Beobachter rechnen jedoch nicht damit, dass sich die Parteien vor der dritten Tarifrunde einigen, die für 28./29. März anberaumt ist. In der Zeit bis dahin wird Verdi auch zu weiteren Warnstreiks aufrufen. Nach Informationen unserer Zeitung sind für Bayern am kommenden Dienstag, 20. März, neue Arbeitsniederlegungen geplant. Schwerpunkte sollen auf München und Nürnberg liegen. Offiziell wollte die Gewerkschaft den Termin noch nicht bestätigen. Bereits am vergangenen Donnerstag hatten in München rund 12 500 Beschäftigte die Arbeit zumindest zeitweise niedergelegt. In München blieben zahlreiche städtische Kindergärten, Horte und Krippen geschlossen.
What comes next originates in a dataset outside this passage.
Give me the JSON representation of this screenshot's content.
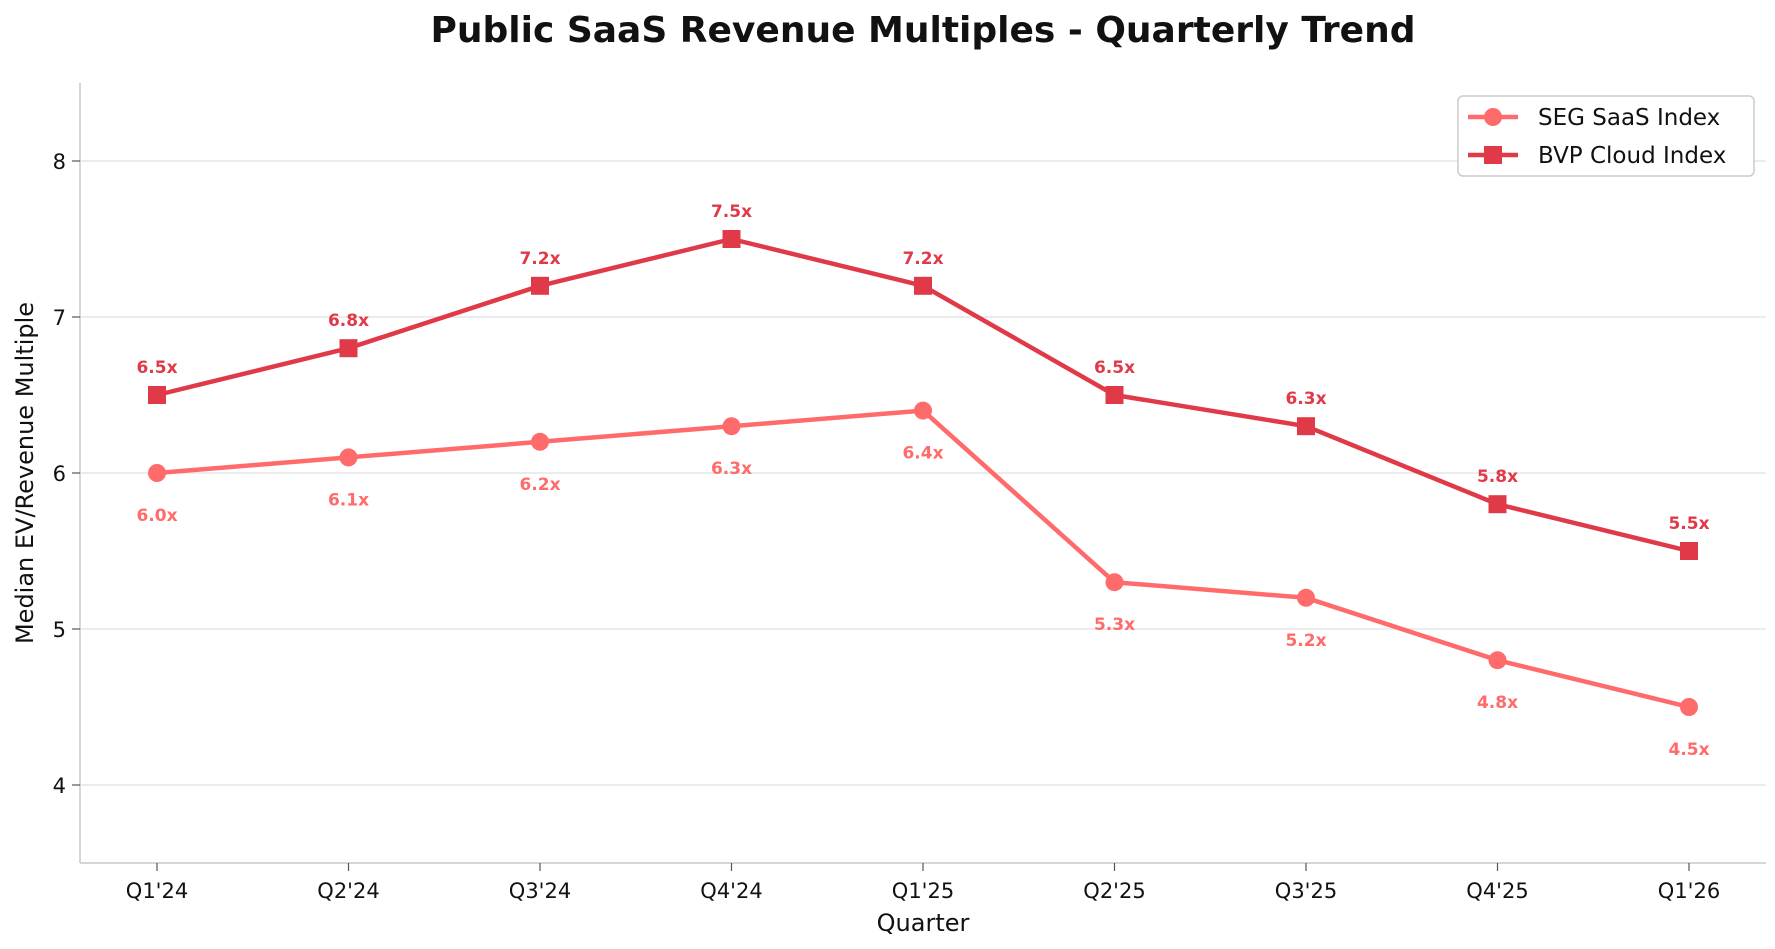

Der Vorschlag der Arbeitgeber sieht eine Laufzeit von zwei Jahren vor. Demnach würden die Gehälter ab Mai 2012 um 2,1 Prozent und ab März 2013 noch einmal um 1,2 Prozent angehoben. Hinzu solle eine Einmalzahlung von 200 Euro kommen. Der Vorschlag liege im Bereich anderer Abschlüsse der letzten Zeit, sagte Bundesinnenminister Hans-Peter Friedrich (CSU). „Ich erwarte deshalb jetzt Bewegung bei den Gewerkschaften und einen schnellen Abschluss.“

Doch die Gewerkschaften, die 6,5 Prozent mehr Geld, mindestens aber 200 Euro mehr im Monat fordern, lehnten den Vorstoß ab. „Das Angebot ist in keiner Komponente akzeptabel“, sagte Verdi-Chef Frank Bsirske am Nachmittag. Nach Rechnung der Gewerkschaften würden mit dem Vorschlag die Gehälter in den kommenden zwei Jahren im Schnitt lediglich um 1,77 Prozent steigen.